Printing business CEO Ken Williams told ProPrint that sheetfeed inkjet has now passed from the realm of the speculative to become a trusted technology. He opined that his shop would be acquiring such a printer in the future and praised the technology's ability to create favorable costs per unit for medium-sized print runs. Williams sees the value in purchasing an inkjet printer to handle personalized marketing campaigns that require medium-to-high volumes of customized items.
Will a surge in orders for these new, capable inkjet printers weaken the market for other offerings? Perhaps not, according to Williams. He told ProPrint that the new marketing collateral that print service providers will be able to make with sheetfeed inkjet is a unique niche within the market. Instead of shifting work from other digital printers – or analog assets – shops may be able to unlock new sources of revenue.
How is inkjet adoption going?
Predictions that inkjet adoption will hit new heights are one thing – on-the-ground insights from the current progress of this movement makes the trend more tangible. Printing Impressions recently shared the results of a Specialty Graphic Imaging Association and NAPCO Research study into the usage of inkjet technology in production settings. This research focused on non-wide-format presses, and revealed that there is indeed an appetite for new digital assets within the printing business: Four-tenths of respondents stated they are likely or very likely to buy an inkjet press within a year.

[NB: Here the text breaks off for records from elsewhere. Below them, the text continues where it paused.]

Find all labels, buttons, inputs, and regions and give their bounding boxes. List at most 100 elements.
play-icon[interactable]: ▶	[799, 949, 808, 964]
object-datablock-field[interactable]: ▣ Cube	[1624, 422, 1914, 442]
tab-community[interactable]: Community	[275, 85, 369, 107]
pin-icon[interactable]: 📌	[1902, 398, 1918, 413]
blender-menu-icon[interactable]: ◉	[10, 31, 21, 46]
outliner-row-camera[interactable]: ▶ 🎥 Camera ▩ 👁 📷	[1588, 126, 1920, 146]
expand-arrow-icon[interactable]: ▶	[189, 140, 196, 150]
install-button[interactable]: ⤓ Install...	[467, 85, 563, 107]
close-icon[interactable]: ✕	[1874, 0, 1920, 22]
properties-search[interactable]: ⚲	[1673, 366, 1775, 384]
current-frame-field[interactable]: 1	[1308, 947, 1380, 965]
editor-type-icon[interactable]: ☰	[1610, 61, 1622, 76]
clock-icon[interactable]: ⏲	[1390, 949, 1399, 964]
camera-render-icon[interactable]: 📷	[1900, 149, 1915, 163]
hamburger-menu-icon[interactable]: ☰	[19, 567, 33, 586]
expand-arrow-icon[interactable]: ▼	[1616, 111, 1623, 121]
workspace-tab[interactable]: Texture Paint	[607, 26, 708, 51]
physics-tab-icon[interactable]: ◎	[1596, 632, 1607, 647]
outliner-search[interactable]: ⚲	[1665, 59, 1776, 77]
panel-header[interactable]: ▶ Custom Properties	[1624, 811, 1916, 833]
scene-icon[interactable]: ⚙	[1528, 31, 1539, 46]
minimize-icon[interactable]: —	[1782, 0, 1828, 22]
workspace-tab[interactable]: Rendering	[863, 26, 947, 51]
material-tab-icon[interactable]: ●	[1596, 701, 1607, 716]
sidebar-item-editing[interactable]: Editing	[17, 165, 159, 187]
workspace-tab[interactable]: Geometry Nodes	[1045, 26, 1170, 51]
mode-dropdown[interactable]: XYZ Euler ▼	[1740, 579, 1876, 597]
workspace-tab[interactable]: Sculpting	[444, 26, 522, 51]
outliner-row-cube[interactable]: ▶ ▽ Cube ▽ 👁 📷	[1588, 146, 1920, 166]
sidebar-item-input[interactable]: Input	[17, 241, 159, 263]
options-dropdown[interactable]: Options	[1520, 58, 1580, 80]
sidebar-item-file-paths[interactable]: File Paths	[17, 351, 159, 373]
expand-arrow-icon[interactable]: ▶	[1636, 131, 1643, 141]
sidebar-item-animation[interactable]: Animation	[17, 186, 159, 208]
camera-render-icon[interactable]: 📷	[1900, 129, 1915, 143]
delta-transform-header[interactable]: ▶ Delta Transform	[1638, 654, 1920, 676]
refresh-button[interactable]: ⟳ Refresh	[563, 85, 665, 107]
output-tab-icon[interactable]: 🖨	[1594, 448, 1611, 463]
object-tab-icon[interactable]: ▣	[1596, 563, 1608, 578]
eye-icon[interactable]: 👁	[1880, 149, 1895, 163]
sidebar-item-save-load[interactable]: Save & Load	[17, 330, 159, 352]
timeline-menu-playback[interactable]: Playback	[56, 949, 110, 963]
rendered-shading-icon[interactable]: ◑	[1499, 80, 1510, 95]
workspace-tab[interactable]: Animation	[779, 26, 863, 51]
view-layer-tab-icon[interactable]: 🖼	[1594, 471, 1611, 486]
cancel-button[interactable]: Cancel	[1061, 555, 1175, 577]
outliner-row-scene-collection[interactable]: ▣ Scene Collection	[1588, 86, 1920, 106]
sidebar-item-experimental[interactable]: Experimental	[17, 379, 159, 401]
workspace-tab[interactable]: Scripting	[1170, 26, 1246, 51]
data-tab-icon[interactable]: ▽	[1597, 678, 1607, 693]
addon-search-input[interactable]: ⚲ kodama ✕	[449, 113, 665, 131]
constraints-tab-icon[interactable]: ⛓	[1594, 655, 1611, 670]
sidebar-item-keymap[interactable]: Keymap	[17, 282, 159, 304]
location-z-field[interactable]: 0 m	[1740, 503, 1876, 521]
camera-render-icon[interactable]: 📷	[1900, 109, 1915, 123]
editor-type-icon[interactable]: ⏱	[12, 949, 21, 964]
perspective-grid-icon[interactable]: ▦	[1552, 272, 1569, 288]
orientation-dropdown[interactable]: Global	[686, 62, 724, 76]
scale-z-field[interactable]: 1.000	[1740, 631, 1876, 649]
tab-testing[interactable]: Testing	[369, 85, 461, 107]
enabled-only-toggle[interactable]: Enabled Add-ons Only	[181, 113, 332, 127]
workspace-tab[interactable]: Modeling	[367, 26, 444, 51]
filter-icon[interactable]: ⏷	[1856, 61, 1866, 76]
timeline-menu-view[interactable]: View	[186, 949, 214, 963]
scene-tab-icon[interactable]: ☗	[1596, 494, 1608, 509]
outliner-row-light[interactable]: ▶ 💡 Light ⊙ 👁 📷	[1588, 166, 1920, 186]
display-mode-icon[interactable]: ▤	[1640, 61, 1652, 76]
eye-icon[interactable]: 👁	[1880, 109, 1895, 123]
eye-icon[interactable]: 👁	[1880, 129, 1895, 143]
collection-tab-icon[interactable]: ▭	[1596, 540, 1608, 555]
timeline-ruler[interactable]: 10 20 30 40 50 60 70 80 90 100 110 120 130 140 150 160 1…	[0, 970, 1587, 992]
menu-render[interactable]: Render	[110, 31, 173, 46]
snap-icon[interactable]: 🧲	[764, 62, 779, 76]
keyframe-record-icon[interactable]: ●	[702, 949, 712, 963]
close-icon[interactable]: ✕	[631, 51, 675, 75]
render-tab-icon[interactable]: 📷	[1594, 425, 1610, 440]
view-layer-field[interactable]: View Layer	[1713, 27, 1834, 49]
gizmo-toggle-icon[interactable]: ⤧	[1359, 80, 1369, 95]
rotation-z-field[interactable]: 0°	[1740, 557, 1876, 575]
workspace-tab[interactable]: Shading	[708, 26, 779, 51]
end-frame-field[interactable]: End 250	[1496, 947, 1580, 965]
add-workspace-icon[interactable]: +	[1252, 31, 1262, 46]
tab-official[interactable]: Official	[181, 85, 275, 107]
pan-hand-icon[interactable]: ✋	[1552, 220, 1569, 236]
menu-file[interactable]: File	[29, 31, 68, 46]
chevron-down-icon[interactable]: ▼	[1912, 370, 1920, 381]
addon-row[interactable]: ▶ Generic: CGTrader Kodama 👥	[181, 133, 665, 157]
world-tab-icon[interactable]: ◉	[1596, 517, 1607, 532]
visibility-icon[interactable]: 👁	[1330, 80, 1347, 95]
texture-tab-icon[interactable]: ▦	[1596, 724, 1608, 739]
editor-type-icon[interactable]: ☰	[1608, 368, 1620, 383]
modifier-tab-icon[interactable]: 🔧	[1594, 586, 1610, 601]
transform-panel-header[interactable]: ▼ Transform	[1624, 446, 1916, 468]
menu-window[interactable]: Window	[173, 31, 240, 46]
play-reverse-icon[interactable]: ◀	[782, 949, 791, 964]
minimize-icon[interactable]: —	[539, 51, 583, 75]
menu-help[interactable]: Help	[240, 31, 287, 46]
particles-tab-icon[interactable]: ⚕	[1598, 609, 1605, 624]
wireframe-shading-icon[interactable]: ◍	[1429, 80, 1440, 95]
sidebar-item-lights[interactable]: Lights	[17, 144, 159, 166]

As for the benefits experienced by companies that already have these types of digital presses on their production lines, the top benefits experienced include new business generation, cost reduction and increased speed. These improvements play to the natural strengths of inkjet technology, as the lack of potentially slow and costly analog features, such as the need for plates, have long served as digital's main selling points.
Getting up to speed with a new inkjet deployment can have a few challenges, and the study addressed those as well. The most common issue observed by new users of inkjet presses involved determining which paper stocks are compatible with the new asset and how those materials perform. The paper that has served companies well for years may no longer be a good choice, and it's worth testing large print runs – the performance of a material may change as a long run goes on.
A flexible industry in focus
There's no surprise to the current focus on inkjet. The printing business is in search of ways to make its production processes more digital, which should help shops stay open in an era defined by customization, short print runs and online ordering. While there are methods to combine traditional processes with digital workflows, high-quality inkjet printers resolve the tension and give a clear next step. The technology has come a long way in a short time, with a constant presence in industry reports and discourse. New opportunities are beckoning for printers that can make the needed changes.